Pracownice TVP, podczas gdy pokazywaliśmy "Katyń" w Moskwie, zażądały od ambasady osobistej ochrony w obawie o życie, a nie otrzymawszy jej, nie pokazały się publicznie ani nie przeprowadziły rozmów o sprzedaży filmu - ujawnia w "Gazecie Wyborczej" Andrzej Wajda.

Reklama

"Chcę kupić pięć kopii <Katynia> na święta i nie ma ich w USA, a z Polski nie wysyłają. Proszę dać znać co i jak z tym. Koleżanka szukała w Warszawie przed przyjazdem tu i nie mogła znaleźć. Teraz wróciła i dalej nie może znaleźć takich z gwarantowanymi napisami angielskimi - takie sygnały docierają do mnie na temat braku DVD w kraju i poza Polską , jednak długo zwlekałem z zabraniem głosu w sprawie zagranicznej dystrybucji filmu <Katyń>" - pisze Wajda.

W opinii reżysera filmu, głównym powodem nieobecności "Katynia" na ekranach poza krajem jest kompletna nieudolność w sprawach zagranicznej dystrybucji filmowej polskiej Telewizji Publicznej.
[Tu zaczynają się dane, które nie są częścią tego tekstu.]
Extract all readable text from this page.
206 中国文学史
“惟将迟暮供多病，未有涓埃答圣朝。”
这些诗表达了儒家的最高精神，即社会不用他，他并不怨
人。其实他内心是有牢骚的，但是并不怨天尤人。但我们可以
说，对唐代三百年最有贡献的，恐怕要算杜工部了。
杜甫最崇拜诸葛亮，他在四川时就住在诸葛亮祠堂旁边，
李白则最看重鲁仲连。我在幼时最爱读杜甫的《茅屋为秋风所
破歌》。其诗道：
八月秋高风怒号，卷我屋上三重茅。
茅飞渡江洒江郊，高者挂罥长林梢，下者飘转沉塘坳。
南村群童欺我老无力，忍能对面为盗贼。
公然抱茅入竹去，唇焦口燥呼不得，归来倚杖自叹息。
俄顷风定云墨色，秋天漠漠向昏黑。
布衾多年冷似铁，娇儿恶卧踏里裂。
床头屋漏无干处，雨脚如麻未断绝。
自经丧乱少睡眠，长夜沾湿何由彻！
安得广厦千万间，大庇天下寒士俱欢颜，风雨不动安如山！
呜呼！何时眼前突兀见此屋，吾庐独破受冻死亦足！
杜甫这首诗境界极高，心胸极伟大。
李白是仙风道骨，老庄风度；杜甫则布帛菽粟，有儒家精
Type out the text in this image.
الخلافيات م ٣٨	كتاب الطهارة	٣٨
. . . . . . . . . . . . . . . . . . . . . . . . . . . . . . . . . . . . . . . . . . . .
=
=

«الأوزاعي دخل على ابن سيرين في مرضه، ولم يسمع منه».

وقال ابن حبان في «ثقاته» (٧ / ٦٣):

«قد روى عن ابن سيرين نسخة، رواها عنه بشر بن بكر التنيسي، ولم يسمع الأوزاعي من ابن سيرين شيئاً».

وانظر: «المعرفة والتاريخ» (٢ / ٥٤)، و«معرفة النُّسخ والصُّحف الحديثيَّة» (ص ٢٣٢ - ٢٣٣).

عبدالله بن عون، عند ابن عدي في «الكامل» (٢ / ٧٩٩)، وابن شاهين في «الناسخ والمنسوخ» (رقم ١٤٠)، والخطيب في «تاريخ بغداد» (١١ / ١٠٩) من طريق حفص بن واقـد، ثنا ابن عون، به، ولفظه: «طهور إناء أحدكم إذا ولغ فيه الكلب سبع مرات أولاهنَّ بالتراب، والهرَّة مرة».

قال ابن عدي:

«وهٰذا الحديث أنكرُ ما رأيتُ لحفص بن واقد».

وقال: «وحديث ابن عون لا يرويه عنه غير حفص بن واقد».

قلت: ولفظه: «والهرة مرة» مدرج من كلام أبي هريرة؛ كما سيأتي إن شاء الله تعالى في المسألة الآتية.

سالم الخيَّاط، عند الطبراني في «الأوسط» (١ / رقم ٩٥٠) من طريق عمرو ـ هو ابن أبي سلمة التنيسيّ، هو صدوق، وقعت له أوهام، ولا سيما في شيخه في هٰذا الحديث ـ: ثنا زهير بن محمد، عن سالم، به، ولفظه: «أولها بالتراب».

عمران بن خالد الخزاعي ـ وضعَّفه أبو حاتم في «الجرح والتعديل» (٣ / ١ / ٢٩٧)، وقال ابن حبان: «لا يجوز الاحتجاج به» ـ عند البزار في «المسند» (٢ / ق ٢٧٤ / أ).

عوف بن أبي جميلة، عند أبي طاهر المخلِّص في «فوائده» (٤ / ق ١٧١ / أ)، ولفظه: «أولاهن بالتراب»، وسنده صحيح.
"W chwili, kiedy temat Katynia powraca po 66 latach od odkrycia zbrodni, a rosyjscy obrońcy Stalina i Berii podważają historyczną prawdę o zbrodni NKWD, mój <Katyń>, którego polska premiera miała miejsce 12 września 2007 r. ciągle nie pojawia się na ekranach w Rosji oraz innych krajach Europy i Stanach Zjednoczonych, a tym samym nie ma szans być świadkiem w tej tak ważnej dla nas sprawie" - stwierdza Andrzej Wajda.